Gilbert Bailly, propriétaire et chef de cuisine de Muncheez, présente un burger au steak haché accompagné d’un oignon caramélisé. Son nom : Fungee burger. « La viande de bœuf utilisée dans la recette est un produit local. On n’a presque rien importé pour fabriquer notre burger », relate Bailly. Son restaurant à Pétion-Ville est déjà primé trois fois dans le cadre de cette activité. Même les légumes utilisés dans la décoration des burgers sont des produits du terroir.
Si plusieurs restaurants présentent un burger classique, d’autres poussent le bouchon un peu plus loin en créant des recettes originales. C’est le cas de Presse Café avec son burger à la crevette baptisée Perle noire. « L’essentiel c’est qu’on n’a rien importé, déclare Magui Rigaud, propriétaire de Presse Café. La crevette provient d’Aquin, le pain noir extra moelleux est fabriqué par un boulanger local et la préparation de la sauce est réalisée avec la carcasse de la crevette.
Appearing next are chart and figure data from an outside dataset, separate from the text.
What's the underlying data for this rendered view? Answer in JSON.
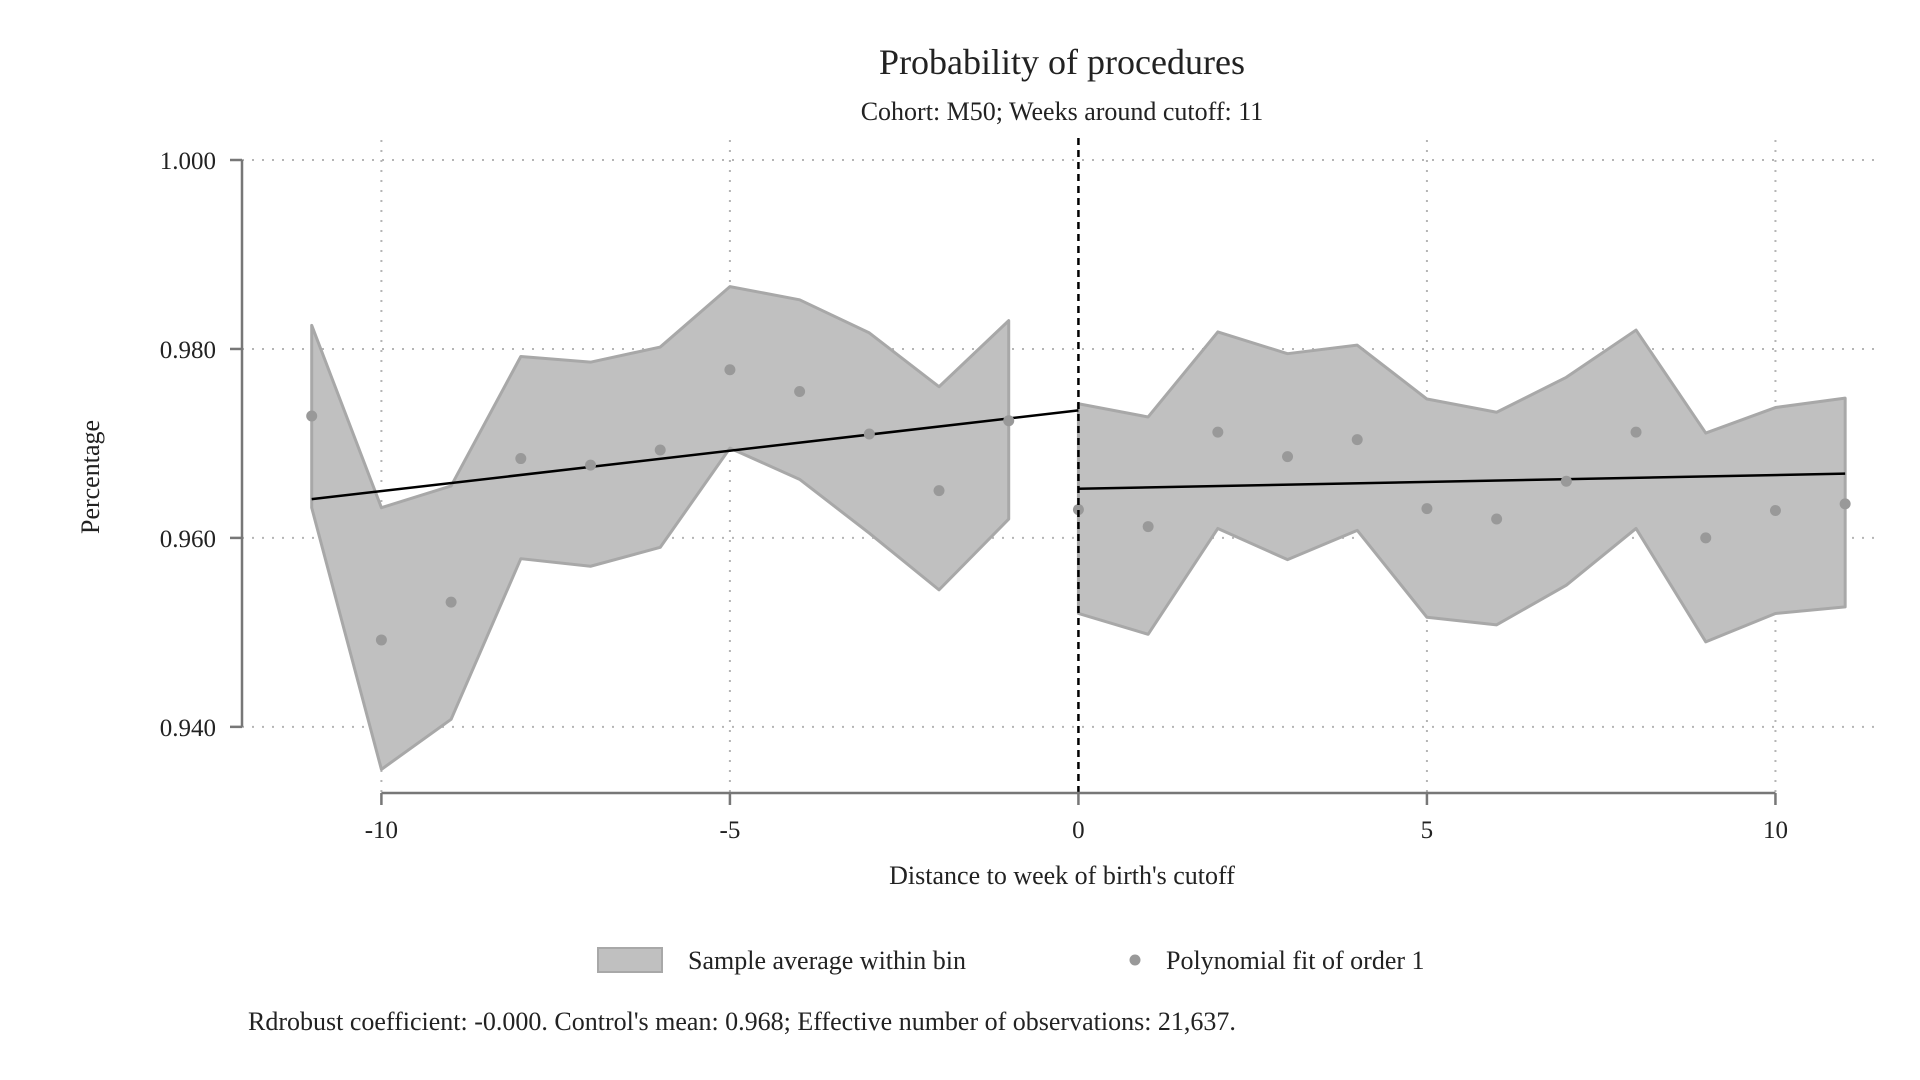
{
  "chart_data": {
    "type": "scatter",
    "title": "Probability of procedures",
    "subtitle": "Cohort: M50; Weeks around cutoff: 11",
    "xlabel": "Distance to week of birth's cutoff",
    "ylabel": "Percentage",
    "xlim": [
      -12,
      11.5
    ],
    "ylim": [
      0.933,
      1.0
    ],
    "x_ticks": [
      {
        "value": -10,
        "label": "-10"
      },
      {
        "value": -5,
        "label": "-5"
      },
      {
        "value": 0,
        "label": "0"
      },
      {
        "value": 5,
        "label": "5"
      },
      {
        "value": 10,
        "label": "10"
      }
    ],
    "y_ticks": [
      {
        "value": 0.94,
        "label": "0.940"
      },
      {
        "value": 0.96,
        "label": "0.960"
      },
      {
        "value": 0.98,
        "label": "0.980"
      },
      {
        "value": 1.0,
        "label": "1.000"
      }
    ],
    "grid": true,
    "cutoff_x": 0,
    "legend_position": "bottom",
    "legend": [
      {
        "label": "Sample average within bin",
        "marker": "area"
      },
      {
        "label": "Polynomial fit of order 1",
        "marker": "dot"
      }
    ],
    "colors": {
      "band": "#c0c0c0",
      "band_edge": "#a8a8a8",
      "points": "#999999",
      "fit": "#000000"
    },
    "left": {
      "x": [
        -11,
        -10,
        -9,
        -8,
        -7,
        -6,
        -5,
        -4,
        -3,
        -2,
        -1
      ],
      "points": [
        0.9729,
        0.9492,
        0.9532,
        0.9684,
        0.9677,
        0.9693,
        0.9778,
        0.9755,
        0.971,
        0.965,
        0.9724
      ],
      "ci_upper": [
        0.9825,
        0.9632,
        0.9655,
        0.9792,
        0.9786,
        0.9802,
        0.9866,
        0.9852,
        0.9817,
        0.976,
        0.983
      ],
      "ci_lower": [
        0.9632,
        0.9355,
        0.9408,
        0.9578,
        0.957,
        0.959,
        0.9695,
        0.9662,
        0.9605,
        0.9545,
        0.962
      ],
      "fit": [
        [
          -11,
          0.9641
        ],
        [
          0,
          0.9735
        ]
      ]
    },
    "right": {
      "x": [
        0,
        1,
        2,
        3,
        4,
        5,
        6,
        7,
        8,
        9,
        10,
        11
      ],
      "points": [
        0.963,
        0.9612,
        0.9712,
        0.9686,
        0.9704,
        0.9631,
        0.962,
        0.966,
        0.9712,
        0.96,
        0.9629,
        0.9636
      ],
      "ci_upper": [
        0.9742,
        0.9728,
        0.9818,
        0.9795,
        0.9804,
        0.9747,
        0.9733,
        0.977,
        0.982,
        0.9711,
        0.9738,
        0.9748
      ],
      "ci_lower": [
        0.952,
        0.9498,
        0.961,
        0.9577,
        0.9608,
        0.9516,
        0.9508,
        0.955,
        0.961,
        0.949,
        0.952,
        0.9527
      ],
      "fit": [
        [
          0,
          0.9652
        ],
        [
          11,
          0.9668
        ]
      ]
    },
    "note": "Rdrobust coefficient: -0.000. Control's mean: 0.968; Effective number of observations: 21,637."
  }
}
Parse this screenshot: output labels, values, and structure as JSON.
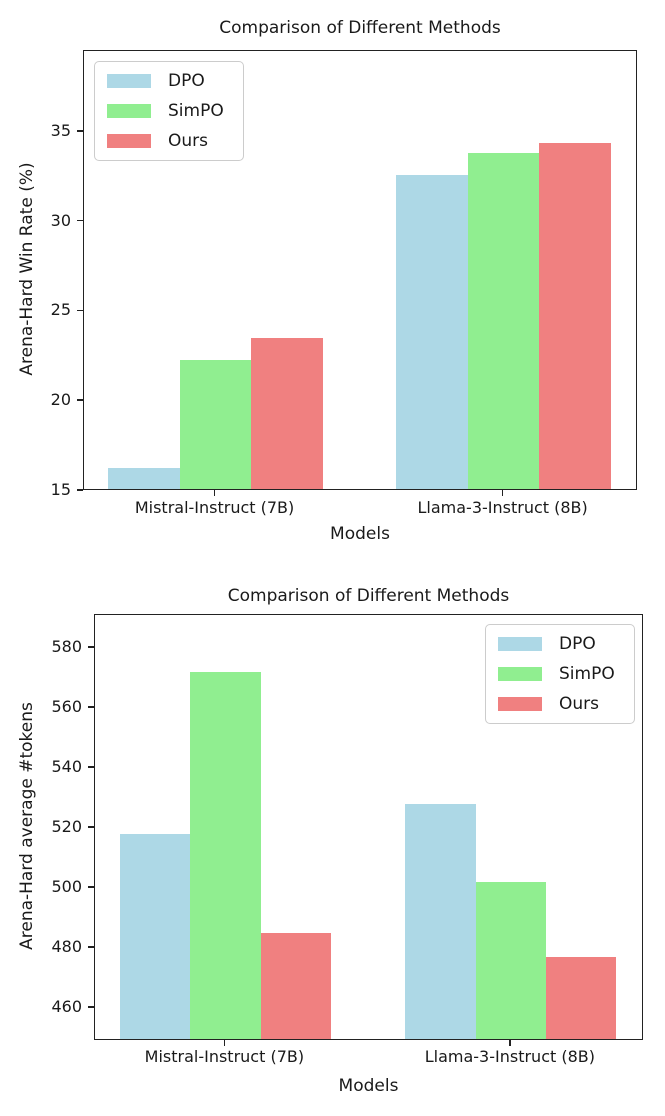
{
  "figure_background": "#ffffff",
  "axis_color": "#222222",
  "legend_border_color": "#cccccc",
  "chart_data": [
    {
      "type": "bar",
      "title": "Comparison of Different Methods",
      "xlabel": "Models",
      "ylabel": "Arena-Hard Win Rate (%)",
      "categories": [
        "Mistral-Instruct (7B)",
        "Llama-3-Instruct (8B)"
      ],
      "series": [
        {
          "name": "DPO",
          "color": "#ADD8E6",
          "values": [
            16.3,
            32.6
          ]
        },
        {
          "name": "SimPO",
          "color": "#90EE90",
          "values": [
            22.3,
            33.8
          ]
        },
        {
          "name": "Ours",
          "color": "#F08080",
          "values": [
            23.5,
            34.4
          ]
        }
      ],
      "yticks": [
        15,
        20,
        25,
        30,
        35
      ],
      "ylim": [
        15,
        39.5
      ],
      "legend_position": "top-left",
      "grid": false
    },
    {
      "type": "bar",
      "title": "Comparison of Different Methods",
      "xlabel": "Models",
      "ylabel": "Arena-Hard average #tokens",
      "categories": [
        "Mistral-Instruct (7B)",
        "Llama-3-Instruct (8B)"
      ],
      "series": [
        {
          "name": "DPO",
          "color": "#ADD8E6",
          "values": [
            518,
            528
          ]
        },
        {
          "name": "SimPO",
          "color": "#90EE90",
          "values": [
            572,
            502
          ]
        },
        {
          "name": "Ours",
          "color": "#F08080",
          "values": [
            485,
            477
          ]
        }
      ],
      "yticks": [
        460,
        480,
        500,
        520,
        540,
        560,
        580
      ],
      "ylim": [
        449,
        591
      ],
      "legend_position": "top-right",
      "grid": false
    }
  ]
}
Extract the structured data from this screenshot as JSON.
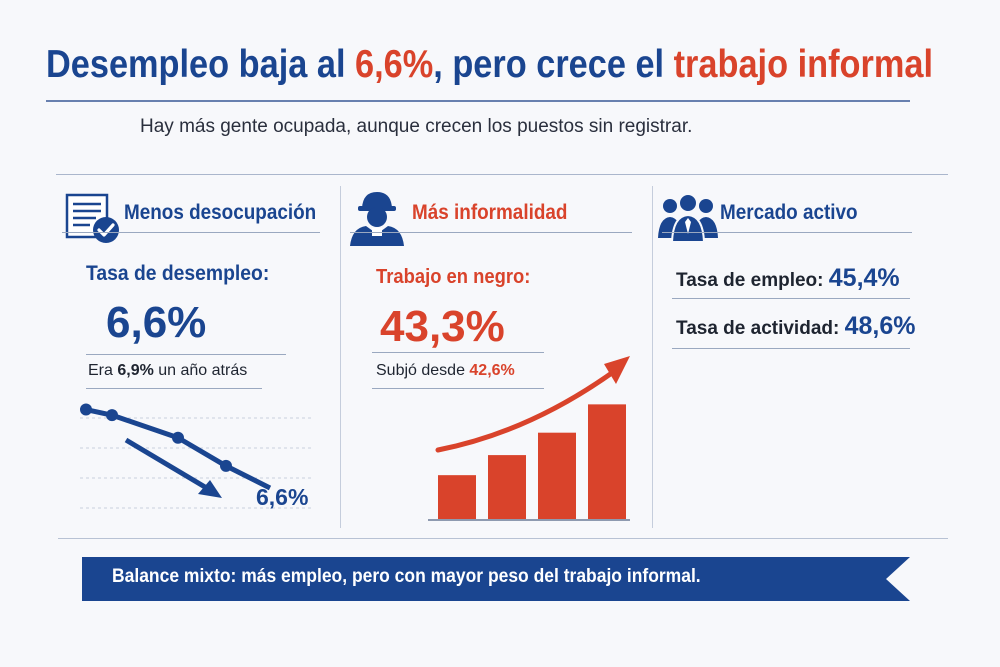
{
  "header": {
    "title_part1": "Desempleo baja al ",
    "title_hl1": "6,6%",
    "title_part2": ", pero crece el ",
    "title_hl2": "trabajo informal",
    "subtitle": "Hay más gente ocupada, aunque crecen los puestos sin registrar."
  },
  "colors": {
    "primary_blue": "#1a4590",
    "accent_red": "#d9432b",
    "text_dark": "#1e2430"
  },
  "sections": {
    "unemployment": {
      "icon": "document-check-icon",
      "title": "Menos desocupación",
      "label": "Tasa de desempleo:",
      "value": "6,6%",
      "note_prefix": "Era ",
      "note_value": "6,9%",
      "note_suffix": " un año atrás",
      "trend_end_label": "6,6%",
      "trend_levels": [
        0.92,
        0.86,
        0.62,
        0.32
      ]
    },
    "informality": {
      "icon": "worker-cap-icon",
      "title": "Más informalidad",
      "label": "Trabajo en negro:",
      "value": "43,3%",
      "note_prefix": "Subjó desde ",
      "note_value": "42,6%",
      "bar_levels": [
        0.38,
        0.55,
        0.74,
        0.98
      ]
    },
    "market": {
      "icon": "group-people-icon",
      "title": "Mercado activo",
      "rows": [
        {
          "label": "Tasa de empleo: ",
          "value": "45,4%"
        },
        {
          "label": "Tasa de actividad: ",
          "value": "48,6%"
        }
      ]
    }
  },
  "banner": {
    "text": "Balance mixto: más empleo, pero con mayor peso del trabajo informal."
  }
}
La pomme de terre et les légumes utilisés pour notre frite proviennent aussi du pays ».
À part les frites épicées utilisées par Muncheez et le blanc de poulet du restaurant Siwèl qui sont des produits importés, les autres ingrédients utilisés pour la préparation des burgers de ces institutions culinaires sont des produits locaux.
Dès son introduction en Haïti, Burger Week s’est fixé comme mission de renforcer le secteur de la restauration en Haïti. « L’objectif premier de Burger Week Haïti consiste à dynamiser le secteur de la restauration haïtienne et stimuler la vente », précise Carla Beauvais, co-organisatrice et ambassadrice de l’initiative.
Durant ces deux dernières années, la restauration a pris beaucoup de frappes. Les diverses protestations, l’insécurité et le kidnapping impactent négativement ce secteur. « Burger Week Haïti apporte un plus aux restaurants et aux fournisseurs. L’économie dans ce secteur d’activité est stimulée grâce à cet évènement », témoigne Jean Édouard Hyppolite du restaurant Siwèl.
Les recettes encaissées durant le Burger Week Haïti permettent à ce business de couvrir une partie des dépenses pour le reste de l’année. Près de 80 burgers ont été vendus à Siwèl durant les deux premiers jours de l’activité.
Gilbert Bailly de Muncheez estime lui aussi que la réalité financière de son restaurant prend une tournure moins maussade avec Burger Week Haïti. Son entreprise écoule quotidiennement entre 100 à 150 burgers par jour. « La conjoncture haïtienne n’est pas propice pour les restaurateurs, dit Bailly. On a entièrement raté les vacances, continue l’entrepreneur. À présent, on essaie de parer les coups avec le Burger Week. C’est pourquoi j’ai grandement salué les initiateurs de cette activité ».
Les prix restent cependant assez élevés pour les petites bourses. À Siwèl et à Muncheez, il faut débourser 1 300 gourdes pour manger un burger.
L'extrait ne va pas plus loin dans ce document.